Applying the Perception Equation to Relationships

In Personal Strategies & Goal, Recent Posts, Leadership, Execution by Steve Sliwa

I’ve talked many times about the perception equation and provided practical applications of using it to solve problems like college registration and parking. In both cases, the issue had been resolved already but was improperly communicated. In personal relationships, I recommend addressing the communication portion of the equation early on.

I use my marriage to my wife Nancy as the example in this post, but apply the same principle to the special someone in your life. Nancy and I wed on February 15, 1986, so we’ve been married for 33 years now. From day one, my goal was always to show Nancy that I love her. Some of you may know of the Five Love Languages. Nancy’s love language tends to be words of affirmation. Now, this should be obvious and easy-to-do, but as an engineer and technical person who tends to be an introvert, I’m not always great at such communication. So, I had to come up with ways to properly communicate that.

The perception equation is simply:

Perception = Reality + Communication

Perception: The resulting collective view or impression that a person or group has about a topic of interest.
Reality: The actual truth about the topic of interest.
Communication: The collective information flow to that person or group about a topic of interest.

To apply this and create an action plan for my relationship with Nancy, I might write:

Love is Affirmed/Perceived = Reality: Love her + Communicate It

The question now becomes, “How can I show her I love her?” Throughout the years, I’ve used various approaches, but my most effective solution, and the one that garners the most attention when I share it, is my wifi password. Yes, you read that correctly. It’s ingenious, really.
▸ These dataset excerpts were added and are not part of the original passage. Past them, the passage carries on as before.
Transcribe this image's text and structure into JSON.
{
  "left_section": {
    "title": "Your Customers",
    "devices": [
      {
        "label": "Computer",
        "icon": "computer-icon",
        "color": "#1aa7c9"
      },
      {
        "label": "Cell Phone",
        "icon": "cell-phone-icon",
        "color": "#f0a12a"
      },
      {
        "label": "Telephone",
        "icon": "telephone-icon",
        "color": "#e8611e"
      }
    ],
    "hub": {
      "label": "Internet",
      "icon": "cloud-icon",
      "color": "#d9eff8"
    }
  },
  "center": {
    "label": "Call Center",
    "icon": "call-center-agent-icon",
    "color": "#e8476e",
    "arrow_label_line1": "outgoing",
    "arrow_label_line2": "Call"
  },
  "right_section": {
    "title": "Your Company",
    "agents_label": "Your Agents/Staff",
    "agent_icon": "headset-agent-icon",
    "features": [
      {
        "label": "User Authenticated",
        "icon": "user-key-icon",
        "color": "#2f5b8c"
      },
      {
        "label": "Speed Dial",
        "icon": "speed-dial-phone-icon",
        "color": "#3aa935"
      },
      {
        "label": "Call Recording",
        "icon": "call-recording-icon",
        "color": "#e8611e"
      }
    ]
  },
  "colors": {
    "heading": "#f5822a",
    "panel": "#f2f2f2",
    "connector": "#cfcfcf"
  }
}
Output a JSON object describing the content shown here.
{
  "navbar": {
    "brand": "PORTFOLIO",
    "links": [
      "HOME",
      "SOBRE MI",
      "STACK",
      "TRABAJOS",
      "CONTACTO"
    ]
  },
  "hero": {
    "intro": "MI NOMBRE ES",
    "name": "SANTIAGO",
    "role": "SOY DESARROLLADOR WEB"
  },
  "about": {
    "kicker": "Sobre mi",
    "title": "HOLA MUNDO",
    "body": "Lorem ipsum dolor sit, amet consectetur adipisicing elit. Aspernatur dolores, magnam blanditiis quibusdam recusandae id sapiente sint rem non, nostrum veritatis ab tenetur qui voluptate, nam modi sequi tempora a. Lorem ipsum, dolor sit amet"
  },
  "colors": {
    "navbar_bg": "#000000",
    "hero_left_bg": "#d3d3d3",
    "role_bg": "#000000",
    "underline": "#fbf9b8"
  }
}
The password to our home wifi is “stevelovesnancy.” Now, this isn’t something that either Nancy or I have to type in regularly, but when company arrives and asks for our password, one of us has to say “Steve Loves Nancy all lowercase.” It’s a small reminder that comes out of the blue, not something either of us plans. The looks on our guests’ faces reconfirm how effective this communication is.
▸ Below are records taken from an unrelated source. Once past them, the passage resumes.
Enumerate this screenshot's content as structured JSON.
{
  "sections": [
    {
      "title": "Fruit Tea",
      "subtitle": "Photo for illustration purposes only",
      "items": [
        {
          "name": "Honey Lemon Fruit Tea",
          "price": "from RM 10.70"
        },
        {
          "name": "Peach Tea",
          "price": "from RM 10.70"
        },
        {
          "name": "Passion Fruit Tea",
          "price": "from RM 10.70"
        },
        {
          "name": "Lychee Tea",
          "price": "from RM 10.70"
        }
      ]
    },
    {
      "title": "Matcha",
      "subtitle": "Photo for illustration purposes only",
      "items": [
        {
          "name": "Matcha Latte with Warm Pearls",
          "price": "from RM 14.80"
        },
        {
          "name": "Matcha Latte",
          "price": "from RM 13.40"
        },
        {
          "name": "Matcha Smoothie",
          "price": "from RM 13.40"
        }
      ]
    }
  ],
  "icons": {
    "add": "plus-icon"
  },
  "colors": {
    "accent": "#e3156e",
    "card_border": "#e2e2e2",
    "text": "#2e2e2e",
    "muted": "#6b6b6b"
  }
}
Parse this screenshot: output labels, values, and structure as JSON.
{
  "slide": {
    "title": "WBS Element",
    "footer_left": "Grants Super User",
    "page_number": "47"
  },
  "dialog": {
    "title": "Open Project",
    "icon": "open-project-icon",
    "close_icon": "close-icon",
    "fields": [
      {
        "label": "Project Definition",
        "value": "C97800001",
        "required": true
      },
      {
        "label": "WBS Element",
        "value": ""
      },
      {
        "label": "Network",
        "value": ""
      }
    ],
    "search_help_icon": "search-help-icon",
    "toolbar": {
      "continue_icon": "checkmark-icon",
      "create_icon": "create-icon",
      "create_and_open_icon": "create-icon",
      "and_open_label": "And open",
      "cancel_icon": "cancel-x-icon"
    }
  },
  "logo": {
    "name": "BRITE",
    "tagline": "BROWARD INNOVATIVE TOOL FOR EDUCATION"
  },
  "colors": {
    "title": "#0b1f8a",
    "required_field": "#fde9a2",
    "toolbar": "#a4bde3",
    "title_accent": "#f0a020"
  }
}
In a way, I’ve trademarked this because no one who has personally experienced this can repeat it, especially in the situation where both partners were present. The good news for readers is that your special someone probably doesn’t know about my technique. So, feel free to use it.

Nancy, in turn, came up with her own approach. She ordered a custom license plate for her car. “I LUV SMS” SMS, as you probably guessed, are my initials. Unfortunately, it also is a term for texting. I sometimes wonder if a police officer will pull her over to see if she is texting. So far, she’s been lucky.


It turns out that my love language is acts of service. As you saw above, Nancy’s is words of affirmation. I had to be creative so that my acts of services could be uniquely branded and hint of words of affirmation. Like in most sharing relationships where people live together, Nancy gives me “Honey-Do Lists.” In a sense, these are mundane chores that simply have to be done, but in the interest of communicating my love of Nancy, I decided to improve my branding by calling it “Steve’s Concierge Service.”

When Nancy needs something, she merely talks with her private concierge (me). In fact, she tells her friends to use her Steve’s Concierge Service when they have a technical issue with their phone or computer. Yes, it’s merely a renamed Honey-Do List, but look at how effective it is. Better branding equals better communication of “I love you, Nancy.”


After being together for many years, it is essential to properly communicate the reality in order to create the perception you want. Not only does this apply to personal relationships but also to business connections, such as employees and colleagues. Do your employees have the perception you want them to have? The communication required to make that a reality doesn’t have to be costly or elaborate, but you may need to be creative.